Postgres alignment padding – logic fixed
Following @abrandl's comment https://gitlab.com/gitlab-org/gitlab-ee/merge_requests/7302#note_101235676 I found this document describing PostgreSQL padding alignment.
While in general, it's very good and correct, I've noticed that boolean
data type is described as "not requiring alignment" and in general, reading the document, one might think that alignment for a column is determined only based on the data type of this column.
It is not so.
The alignment is based on the data type of the next column. boolean
columns do need padding, if the following column requires it and the current word is not yet "filled".

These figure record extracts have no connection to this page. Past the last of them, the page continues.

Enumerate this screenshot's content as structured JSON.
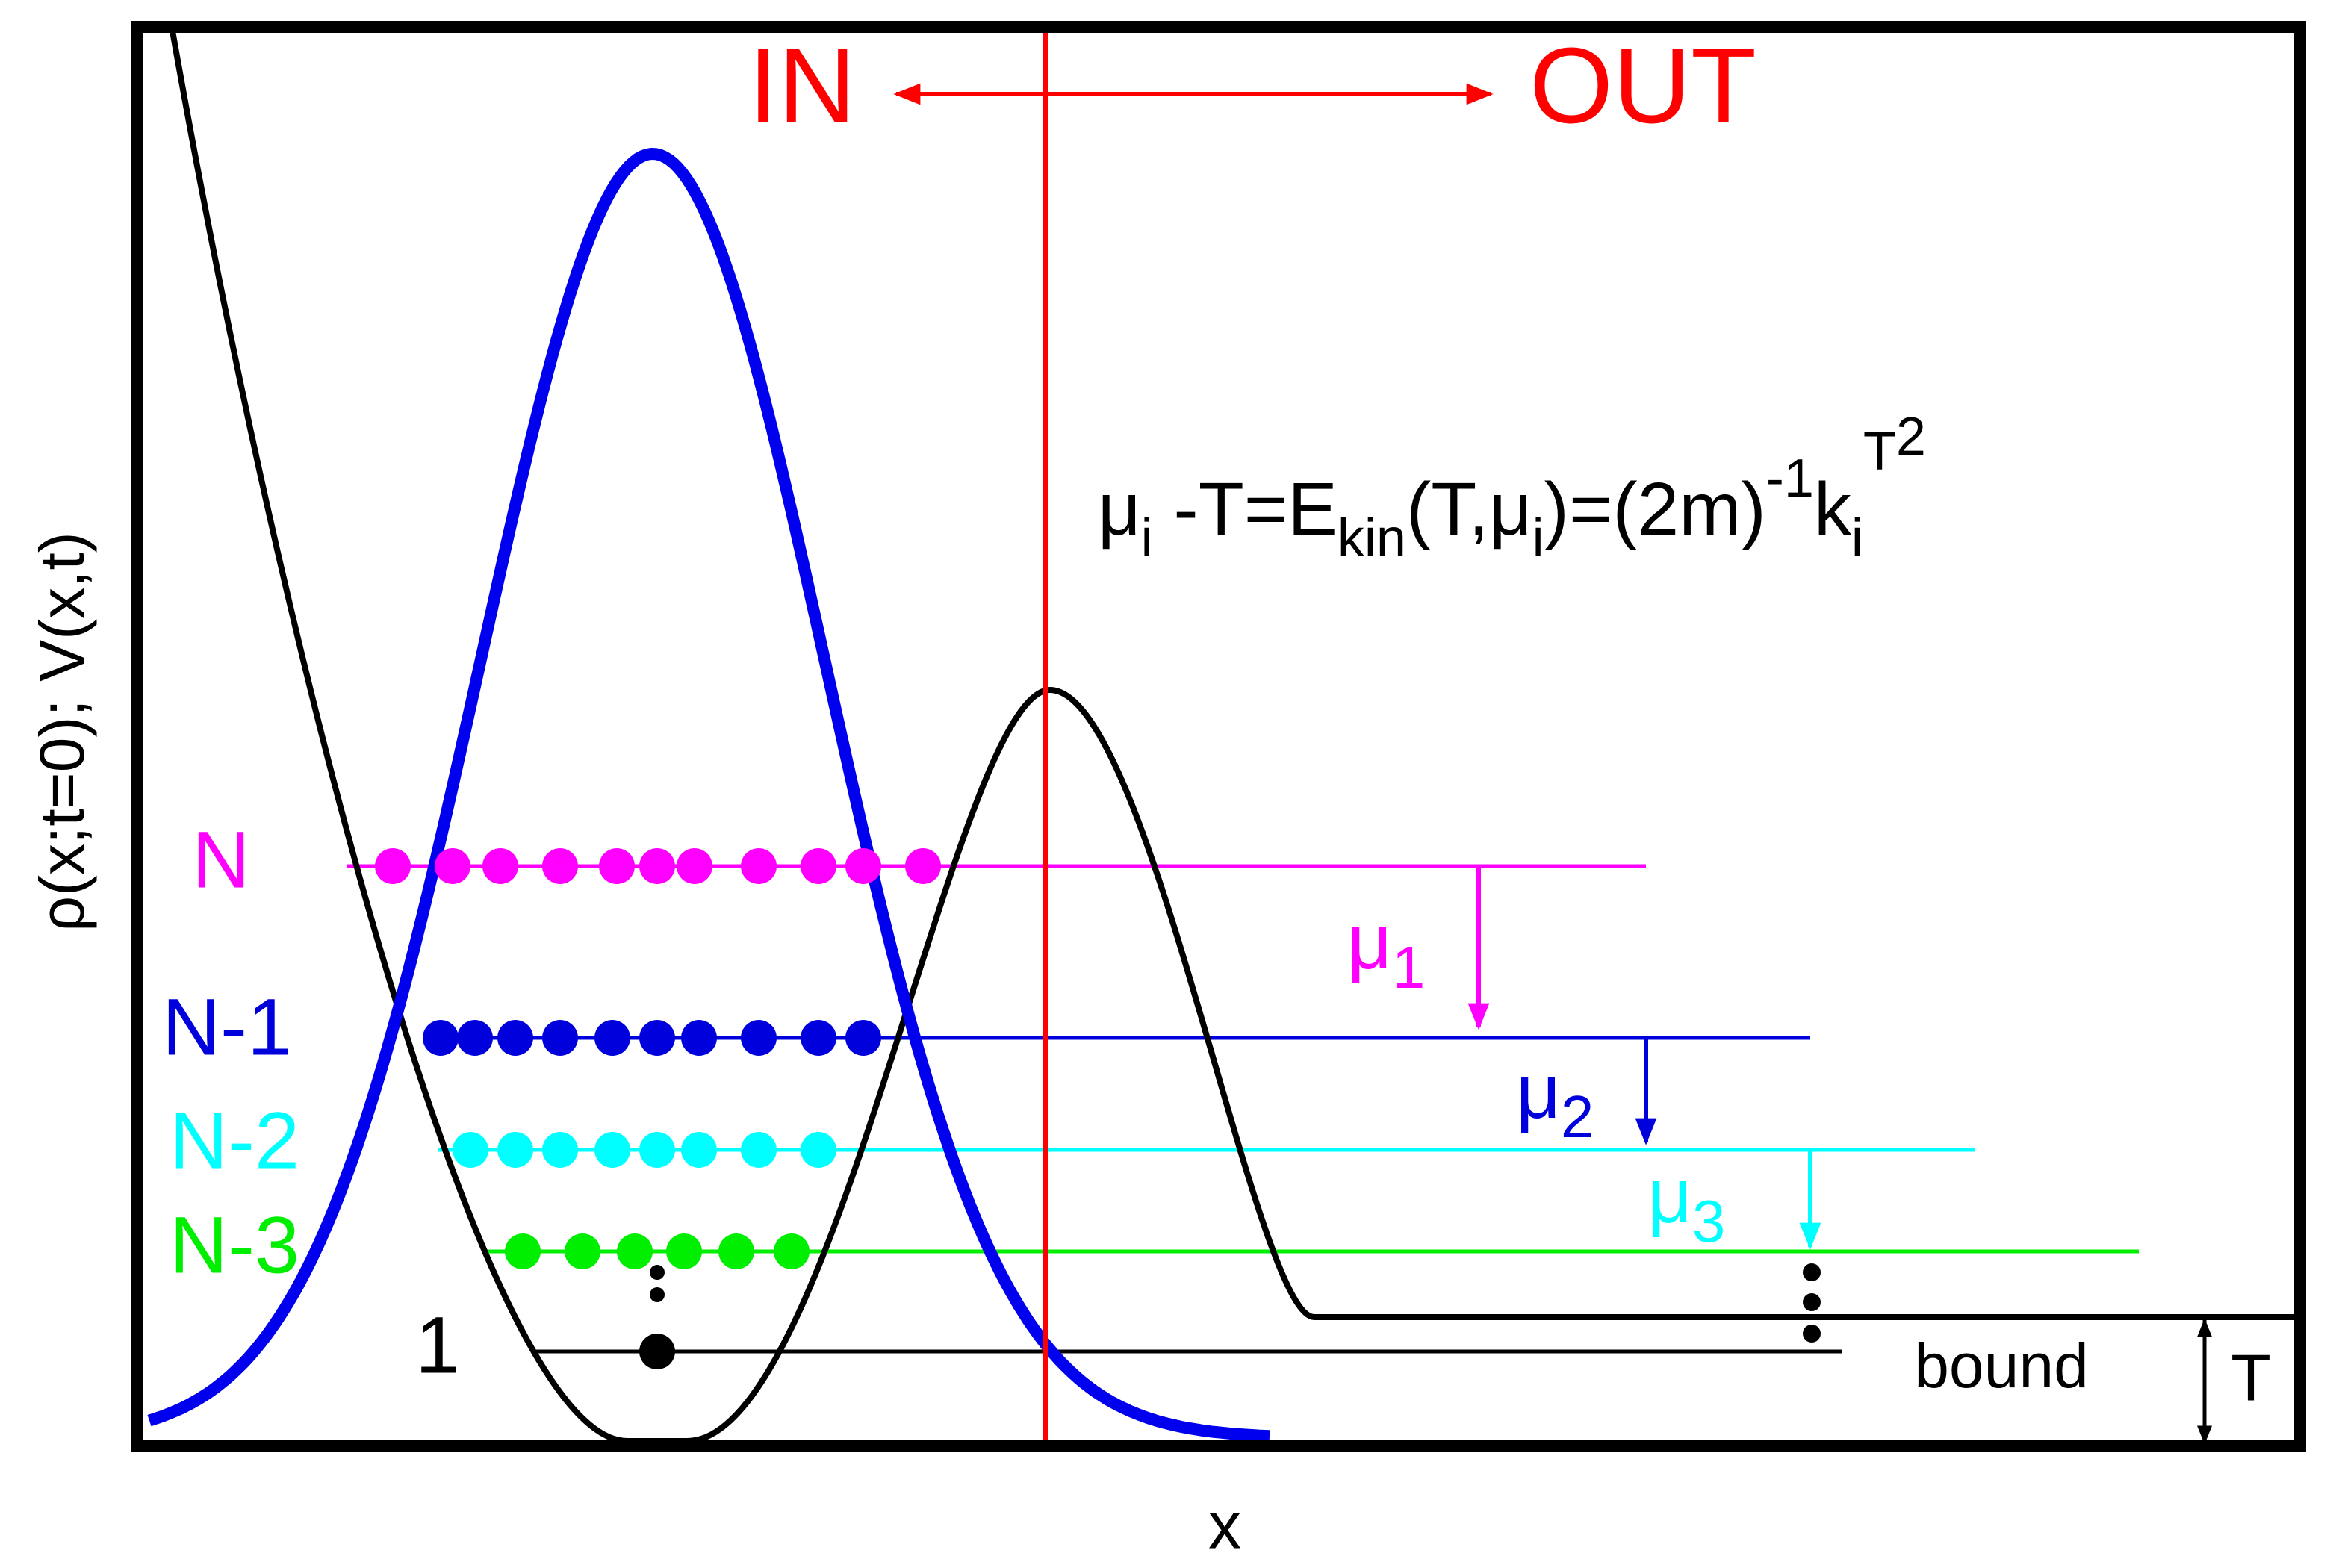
{
  "axes": {
    "y_label": "ρ(x;t=0); V(x,t)",
    "x_label": "x"
  },
  "regions": {
    "inside": "IN",
    "outside": "OUT"
  },
  "formula": [
    "μ",
    "i",
    " -T=E",
    "kin",
    "(T,μ",
    "i",
    ")=(2m)",
    "-1",
    "k",
    "i",
    "T",
    "2"
  ],
  "levels": [
    {
      "label": "N"
    },
    {
      "label": "N-1"
    },
    {
      "label": "N-2"
    },
    {
      "label": "N-3"
    },
    {
      "label": "1"
    }
  ],
  "chemical_potentials": [
    {
      "symbol": "μ",
      "index": "1"
    },
    {
      "symbol": "μ",
      "index": "2"
    },
    {
      "symbol": "μ",
      "index": "3"
    }
  ],
  "bound_label": "bound",
  "temperature_label": "T"
}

test=# create table a1 as select 1::bool, now() from generate_series(1, 100000);
SELECT 100000
test=# create table a2 as select 1::bool, 2::bool c2, now() from generate_series(1, 100000);
SELECT 100000
test=# create table a3 as select 1::bool, now(), 2::bool c2 from generate_series(1, 100000);
SELECT 100000
test=# \dt+ a*
List of relations
Schema | Name | Type | Owner | Size | Description
--------+------+-------+---------+---------+-------------
public | a1 | table | nikolay | 4328 kB |
public | a2 | table | nikolay | 4328 kB |
public | a3 | table | nikolay | 5096 kB |
(3 rows)
Here a1
and a2
occupy the same amount of space (in a1
we have 7 zeroes for padding in each tuple, in a2
– 6), while a3
requires more (7 + 7 = 14 zeroes for padding, the first one for padding before timestamptz
column, the second is for end-of-the-tuple padding; so each tuple needs 7 more bytes).
At the same time, when we add a new boolean
column, we don't need to pad the previously inserted data, because boolean
takes only 1 byte. (Yes, not 1 bit, 1 byte, sad news for many, but this is another story.)
This MR fixes it and also a few other inaccuracies.